Uncertainty triggers protective mechanisms because our prehistoric brains prioritise safety when navigating unfamiliar territory. It reminds me of when I was mountain biking in Brazil on an unfamiliar trail. I instinctively ease off the pedal now and scan for hidden obstacles because of a vivid memory of a spectacular crash I took ten years ago, when overconfidence sent me flying over the handlebars.
The cost of mislabelling memory as resistance
This framing creates “leadership abdication”, a self-serving pattern where leaders attribute change failures to employee stubbornness rather than flawed planning or execution. How convenient to conclude, “Our plan was brilliant, but people just wouldn’t get on board!”
It’s the organisational equivalent of “it’s not me, it’s you” in a breakup. Usually equally accurate, too.
The costs are real and quantifiable. Multiple studies suggest that organisations that treat employee concerns as valuable intelligence rather than obstacles achieve dramatically better implementation outcomes. The exact numbers vary, but the pattern persists across sectors and change types. When leaders interpret employee hesitation as valuable intelligence rather than obstruction, they access critical information about implementation challenges that might otherwise remain invisible until disaster strikes.
Moving from resistance-thinking to memory-valuing requires fundamentally different practices. Rather than trying to measure and overcome “resistance levels” (whatever those actually are), we might create what I call “memory maps”, capturing previous experiences that shape current perception.
The language inevitably shifts from overcoming resistance to building on experience. Addressing barriers transforms into incorporating insights. Not just semantics, but entirely different mental models for leading change.
What would change if we changed our language?
This linguistic shift creates ripple effects throughout the organisation. When cautious responses signify valuable feedback rather than opposition, conversations transform from battles into explorations. The energy shifts from overcoming people to leveraging collective insight.

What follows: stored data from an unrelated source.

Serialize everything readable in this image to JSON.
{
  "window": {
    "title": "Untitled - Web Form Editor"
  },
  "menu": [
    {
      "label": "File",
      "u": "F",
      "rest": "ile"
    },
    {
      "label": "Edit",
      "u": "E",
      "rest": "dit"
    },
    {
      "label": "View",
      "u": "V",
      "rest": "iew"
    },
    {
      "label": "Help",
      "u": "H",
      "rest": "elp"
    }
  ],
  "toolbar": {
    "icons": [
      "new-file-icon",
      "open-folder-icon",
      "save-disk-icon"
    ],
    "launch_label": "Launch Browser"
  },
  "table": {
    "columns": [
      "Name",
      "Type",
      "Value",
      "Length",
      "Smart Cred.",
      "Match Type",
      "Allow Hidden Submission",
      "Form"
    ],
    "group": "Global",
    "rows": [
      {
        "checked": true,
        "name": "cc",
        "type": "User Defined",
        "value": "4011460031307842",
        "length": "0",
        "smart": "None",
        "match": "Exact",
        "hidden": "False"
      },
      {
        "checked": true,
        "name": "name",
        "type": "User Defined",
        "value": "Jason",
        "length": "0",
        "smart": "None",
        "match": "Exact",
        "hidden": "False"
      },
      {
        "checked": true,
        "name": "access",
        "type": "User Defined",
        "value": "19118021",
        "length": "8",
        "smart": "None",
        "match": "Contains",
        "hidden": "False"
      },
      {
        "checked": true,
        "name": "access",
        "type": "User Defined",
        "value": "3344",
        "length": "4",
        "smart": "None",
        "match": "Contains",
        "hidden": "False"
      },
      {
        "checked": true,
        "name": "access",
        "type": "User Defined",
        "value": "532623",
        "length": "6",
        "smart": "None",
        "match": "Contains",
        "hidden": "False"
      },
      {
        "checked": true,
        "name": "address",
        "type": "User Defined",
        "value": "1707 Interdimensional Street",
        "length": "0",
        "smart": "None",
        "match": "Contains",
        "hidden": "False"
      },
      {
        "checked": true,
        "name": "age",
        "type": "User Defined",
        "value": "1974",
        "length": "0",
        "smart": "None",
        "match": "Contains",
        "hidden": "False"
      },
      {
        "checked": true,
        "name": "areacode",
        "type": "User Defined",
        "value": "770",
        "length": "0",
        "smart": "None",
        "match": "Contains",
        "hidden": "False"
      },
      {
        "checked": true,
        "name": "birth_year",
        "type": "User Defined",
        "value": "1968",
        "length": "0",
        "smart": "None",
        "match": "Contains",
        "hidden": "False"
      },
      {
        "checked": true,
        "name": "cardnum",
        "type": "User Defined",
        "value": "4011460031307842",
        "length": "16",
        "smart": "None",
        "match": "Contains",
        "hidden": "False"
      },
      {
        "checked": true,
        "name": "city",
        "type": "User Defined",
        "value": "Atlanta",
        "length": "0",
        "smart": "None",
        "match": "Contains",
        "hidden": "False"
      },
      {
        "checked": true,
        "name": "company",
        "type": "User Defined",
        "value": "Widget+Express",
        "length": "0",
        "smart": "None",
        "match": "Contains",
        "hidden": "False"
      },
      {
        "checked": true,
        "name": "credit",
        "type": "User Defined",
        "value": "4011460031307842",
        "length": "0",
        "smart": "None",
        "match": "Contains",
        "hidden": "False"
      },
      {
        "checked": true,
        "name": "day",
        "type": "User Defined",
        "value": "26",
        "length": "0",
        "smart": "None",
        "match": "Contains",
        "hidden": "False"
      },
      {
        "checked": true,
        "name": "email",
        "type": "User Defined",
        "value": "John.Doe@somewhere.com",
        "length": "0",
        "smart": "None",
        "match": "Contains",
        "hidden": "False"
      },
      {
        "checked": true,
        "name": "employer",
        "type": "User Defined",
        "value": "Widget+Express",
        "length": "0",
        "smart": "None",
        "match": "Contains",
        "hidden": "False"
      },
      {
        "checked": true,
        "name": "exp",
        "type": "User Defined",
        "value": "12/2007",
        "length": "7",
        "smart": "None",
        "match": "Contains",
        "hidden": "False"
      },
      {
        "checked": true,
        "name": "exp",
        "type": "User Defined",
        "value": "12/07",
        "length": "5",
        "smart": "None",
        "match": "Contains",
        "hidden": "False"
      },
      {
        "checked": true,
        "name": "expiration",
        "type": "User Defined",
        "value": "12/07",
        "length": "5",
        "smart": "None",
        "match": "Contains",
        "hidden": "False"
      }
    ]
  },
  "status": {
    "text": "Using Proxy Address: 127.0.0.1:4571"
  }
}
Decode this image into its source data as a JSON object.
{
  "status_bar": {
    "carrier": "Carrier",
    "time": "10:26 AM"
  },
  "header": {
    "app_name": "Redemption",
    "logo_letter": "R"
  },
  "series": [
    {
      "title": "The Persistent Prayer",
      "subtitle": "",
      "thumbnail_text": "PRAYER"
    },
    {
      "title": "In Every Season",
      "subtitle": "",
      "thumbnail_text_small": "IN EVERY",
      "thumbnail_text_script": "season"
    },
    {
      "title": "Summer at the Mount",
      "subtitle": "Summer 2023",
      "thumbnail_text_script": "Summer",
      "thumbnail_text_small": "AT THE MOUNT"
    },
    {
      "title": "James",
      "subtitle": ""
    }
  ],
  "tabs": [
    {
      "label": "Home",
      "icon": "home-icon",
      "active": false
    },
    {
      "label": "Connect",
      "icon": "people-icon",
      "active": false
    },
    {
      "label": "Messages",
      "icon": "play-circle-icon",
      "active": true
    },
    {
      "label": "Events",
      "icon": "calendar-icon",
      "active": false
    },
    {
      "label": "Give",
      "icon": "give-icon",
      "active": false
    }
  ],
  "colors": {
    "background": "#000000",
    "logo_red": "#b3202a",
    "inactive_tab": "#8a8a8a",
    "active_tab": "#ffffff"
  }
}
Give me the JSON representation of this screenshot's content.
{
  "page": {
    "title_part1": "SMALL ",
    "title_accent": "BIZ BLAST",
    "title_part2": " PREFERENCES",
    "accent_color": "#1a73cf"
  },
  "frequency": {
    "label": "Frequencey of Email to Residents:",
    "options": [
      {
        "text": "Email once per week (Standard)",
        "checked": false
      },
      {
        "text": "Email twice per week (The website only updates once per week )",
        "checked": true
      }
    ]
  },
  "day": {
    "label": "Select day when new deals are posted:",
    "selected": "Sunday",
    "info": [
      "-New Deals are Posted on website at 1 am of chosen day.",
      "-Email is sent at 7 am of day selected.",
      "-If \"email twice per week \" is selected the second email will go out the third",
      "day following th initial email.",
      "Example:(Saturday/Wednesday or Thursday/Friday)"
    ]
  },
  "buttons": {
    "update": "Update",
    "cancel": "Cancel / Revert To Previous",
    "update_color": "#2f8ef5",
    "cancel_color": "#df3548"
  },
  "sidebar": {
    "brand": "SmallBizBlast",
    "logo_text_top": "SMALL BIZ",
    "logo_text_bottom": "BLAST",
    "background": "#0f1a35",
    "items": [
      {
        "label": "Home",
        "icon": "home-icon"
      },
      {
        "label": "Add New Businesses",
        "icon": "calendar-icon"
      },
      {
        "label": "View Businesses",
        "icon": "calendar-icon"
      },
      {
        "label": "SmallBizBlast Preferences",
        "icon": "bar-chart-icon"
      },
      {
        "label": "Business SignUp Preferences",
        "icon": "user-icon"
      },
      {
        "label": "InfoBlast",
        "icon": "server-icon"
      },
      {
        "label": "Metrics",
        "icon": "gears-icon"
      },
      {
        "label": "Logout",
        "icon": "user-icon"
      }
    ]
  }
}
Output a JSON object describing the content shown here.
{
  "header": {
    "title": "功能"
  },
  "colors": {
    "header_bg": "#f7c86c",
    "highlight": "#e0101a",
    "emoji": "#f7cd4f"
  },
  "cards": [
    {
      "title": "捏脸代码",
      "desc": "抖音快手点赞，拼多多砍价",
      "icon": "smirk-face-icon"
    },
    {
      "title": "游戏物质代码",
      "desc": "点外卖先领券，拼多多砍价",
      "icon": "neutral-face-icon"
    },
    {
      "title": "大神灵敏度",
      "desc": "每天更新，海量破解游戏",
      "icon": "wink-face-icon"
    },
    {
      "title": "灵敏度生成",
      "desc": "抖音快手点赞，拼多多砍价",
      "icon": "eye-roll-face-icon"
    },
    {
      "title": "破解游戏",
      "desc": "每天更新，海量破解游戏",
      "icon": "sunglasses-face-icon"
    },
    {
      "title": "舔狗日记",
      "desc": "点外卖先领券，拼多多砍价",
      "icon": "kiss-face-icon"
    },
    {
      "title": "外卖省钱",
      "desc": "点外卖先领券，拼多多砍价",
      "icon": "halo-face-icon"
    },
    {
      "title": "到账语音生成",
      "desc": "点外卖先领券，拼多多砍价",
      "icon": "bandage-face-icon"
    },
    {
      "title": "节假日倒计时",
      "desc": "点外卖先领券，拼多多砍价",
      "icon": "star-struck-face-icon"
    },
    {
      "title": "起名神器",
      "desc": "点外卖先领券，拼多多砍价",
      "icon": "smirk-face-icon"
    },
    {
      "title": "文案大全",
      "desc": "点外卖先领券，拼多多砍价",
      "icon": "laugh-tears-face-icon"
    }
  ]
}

Perhaps most importantly, this reframing forces greater leadership accountability. When employee reactions stem from experiences with previous changes, many led by the very same executives and change agents now pushing new initiatives, responsibility shifts uncomfortably. The question changes from “why won’t these people change?” to “what did we do previously that created legitimate concerns?”
No wonder we prefer the resistance narrative. The alternative demands more from leaders.
What might happen in your next change initiative if you banned the word “resistance” from every conversation? How would your planning change if you approached employee questions as valuable artefacts revealing your organisation’s implementation history? What critical knowledge might emerge if people knew their experiential wisdom would be treated as treasure rather than trouble?
That stubborn 70% failure rate for organisational transformations documented by numerous studies over the past 30 years might reflect not the inherent difficulty of change itself, but our stubborn insistence on treating organisational memory as an enemy rather than our most valuable ally.
Makes you wonder what else we’ve been getting wrong all these years, doesn’t it? But what do I know? I’m probably just being resistant.
André Pereira is a senior manager at dss+, where he leads business development initiatives in the UK for food, beverage and consumer goods industries.